No differece between 136 and 137 software here, everything working smooth. However, there is a never seen amount of egress atm. Maybe piecestore can’t handle the high load? All my nodes are migrated to hashstore.
for me everything looks good too. my CPU usage just raised about 2% for 6 Nodes. And this is only due to “high” egress. All my Linux Docker nodes are in good condition
Loads look normal for me. If the load is high in ‘top’: look at the iowait/“wa” field to see if it’s high too. If so then your applications are likely waiting on your HDD. ‘iotop’ will tell you what’s going on.
there’s been more repair egress traffic on most of my nodes.
I had my hard drives suffering yesterday. Part of it was due to partially migrated nodes trying to run the used space file filewalker at the same time as the increased traffic
I think, that it might be implemented via repairs. For example, the team member uploaded their raw video to the bucket in the USA, but their colleagues editors, colorists, etc. are in Europe. To ensure quick access, file pieces must be distributed in both the USA and Europe.

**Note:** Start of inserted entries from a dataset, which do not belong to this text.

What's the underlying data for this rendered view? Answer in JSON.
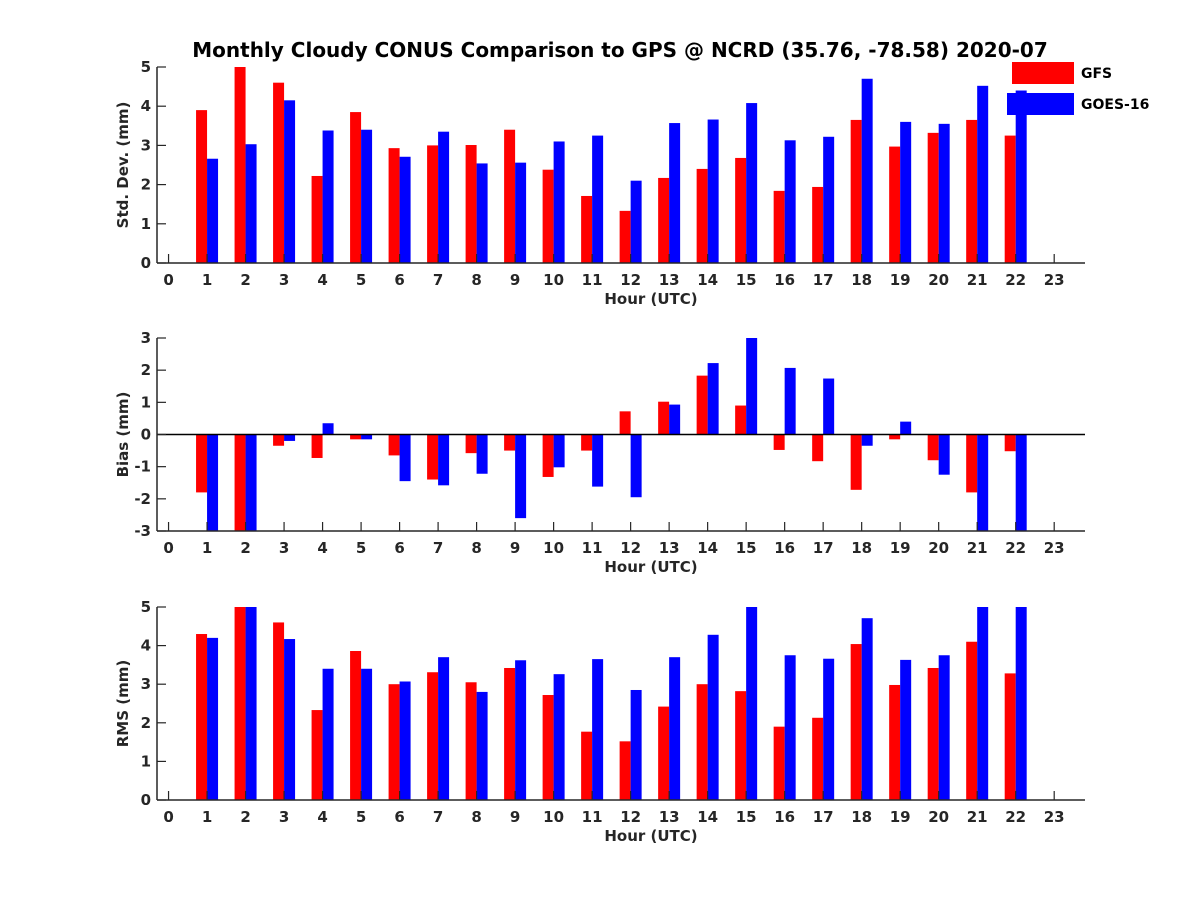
{
  "title": "Monthly Cloudy CONUS Comparison to GPS @ NCRD (35.76, -78.58) 2020-07",
  "legend": [
    {
      "label": "GFS",
      "color": "#ff0000"
    },
    {
      "label": "GOES-16",
      "color": "#0000ff"
    }
  ],
  "chart_data": [
    {
      "type": "bar",
      "ylabel": "Std. Dev. (mm)",
      "xlabel": "Hour (UTC)",
      "x": [
        0,
        1,
        2,
        3,
        4,
        5,
        6,
        7,
        8,
        9,
        10,
        11,
        12,
        13,
        14,
        15,
        16,
        17,
        18,
        19,
        20,
        21,
        22,
        23
      ],
      "xlim": [
        -0.3,
        23.8
      ],
      "ylim": [
        0,
        5
      ],
      "yticks": [
        0,
        1,
        2,
        3,
        4,
        5
      ],
      "series": [
        {
          "name": "GFS",
          "color": "#ff0000",
          "values": [
            null,
            3.9,
            5.0,
            4.6,
            2.22,
            3.85,
            2.93,
            3.0,
            3.01,
            3.4,
            2.38,
            1.71,
            1.33,
            2.17,
            2.4,
            2.68,
            1.84,
            1.94,
            3.65,
            2.97,
            3.32,
            3.65,
            3.25,
            null
          ]
        },
        {
          "name": "GOES-16",
          "color": "#0000ff",
          "values": [
            null,
            2.66,
            3.03,
            4.15,
            3.38,
            3.4,
            2.71,
            3.35,
            2.54,
            2.56,
            3.1,
            3.25,
            2.1,
            3.57,
            3.66,
            4.08,
            3.13,
            3.22,
            4.7,
            3.6,
            3.55,
            4.52,
            4.4,
            null
          ]
        }
      ]
    },
    {
      "type": "bar",
      "ylabel": "Bias (mm)",
      "xlabel": "Hour (UTC)",
      "x": [
        0,
        1,
        2,
        3,
        4,
        5,
        6,
        7,
        8,
        9,
        10,
        11,
        12,
        13,
        14,
        15,
        16,
        17,
        18,
        19,
        20,
        21,
        22,
        23
      ],
      "xlim": [
        -0.3,
        23.8
      ],
      "ylim": [
        -3,
        3
      ],
      "yticks": [
        -3,
        -2,
        -1,
        0,
        1,
        2,
        3
      ],
      "zero_line": true,
      "series": [
        {
          "name": "GFS",
          "color": "#ff0000",
          "values": [
            null,
            -1.8,
            -3.0,
            -0.35,
            -0.73,
            -0.15,
            -0.65,
            -1.4,
            -0.58,
            -0.5,
            -1.32,
            -0.5,
            0.72,
            1.02,
            1.83,
            0.9,
            -0.48,
            -0.83,
            -1.72,
            -0.15,
            -0.8,
            -1.8,
            -0.52,
            null
          ]
        },
        {
          "name": "GOES-16",
          "color": "#0000ff",
          "values": [
            null,
            -3.0,
            -3.0,
            -0.2,
            0.35,
            -0.15,
            -1.45,
            -1.58,
            -1.22,
            -2.6,
            -1.02,
            -1.62,
            -1.95,
            0.93,
            2.22,
            3.0,
            2.07,
            1.74,
            -0.35,
            0.4,
            -1.25,
            -3.0,
            -3.0,
            null
          ]
        }
      ]
    },
    {
      "type": "bar",
      "ylabel": "RMS (mm)",
      "xlabel": "Hour (UTC)",
      "x": [
        0,
        1,
        2,
        3,
        4,
        5,
        6,
        7,
        8,
        9,
        10,
        11,
        12,
        13,
        14,
        15,
        16,
        17,
        18,
        19,
        20,
        21,
        22,
        23
      ],
      "xlim": [
        -0.3,
        23.8
      ],
      "ylim": [
        0,
        5
      ],
      "yticks": [
        0,
        1,
        2,
        3,
        4,
        5
      ],
      "series": [
        {
          "name": "GFS",
          "color": "#ff0000",
          "values": [
            null,
            4.3,
            5.0,
            4.6,
            2.33,
            3.86,
            3.0,
            3.31,
            3.05,
            3.42,
            2.72,
            1.77,
            1.52,
            2.42,
            3.0,
            2.82,
            1.9,
            2.13,
            4.04,
            2.98,
            3.42,
            4.1,
            3.28,
            null
          ]
        },
        {
          "name": "GOES-16",
          "color": "#0000ff",
          "values": [
            null,
            4.2,
            5.0,
            4.17,
            3.4,
            3.4,
            3.07,
            3.7,
            2.8,
            3.62,
            3.26,
            3.65,
            2.85,
            3.7,
            4.28,
            5.0,
            3.75,
            3.66,
            4.71,
            3.63,
            3.75,
            5.0,
            5.0,
            null
          ]
        }
      ]
    }
  ]
}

This has nothing to do with the storage node software, healthy or hashstore migration.
A few months ago we decreased the RS settings from 29/43/65/110 down to 29/46/49/70. The reduced the storage expansion factor from 65/29 to 49/29. The downside is that each file has to get repaired more often. It doesn’t happen right away because old files take months to enter the repair queue and when they do they get migrated to the new RS settings. Slowly over time the repair traffic goes up.
Last week we noticed that the repair queue of US1 has grown to the point that we do need to scale up repair workers. No customer data is at risk. Even the worst segments on the repair queue still have enough pieces to not worry about it. If we don’t scale up the repair workers this repair queue bell curve might move closer to the minimum threshold until eventually a segment gets lost. Thats why we are scaling up repair workers and keep observing the situation.
46/49 sounds… tight. I guess the network has been reliable enough that potentially paying for a bit more repair… is better than for-sure constantly paying SNOs for 65/29 instead of 49/29?
Repairs are only replacing some pieces… but the system still has to download the minimum number to recreate them. Like if the repair system needs to replace 3 pieces of some data it still has to download 29 existing pieces to regenerate those 3.
So we probably are seeing increased ingress… it’s just small because it only covers a low count of freshly-regenerated pieces (while egress needs to always send those 29 out first)
At least that’s how it works in my head - a Storjling will correct me…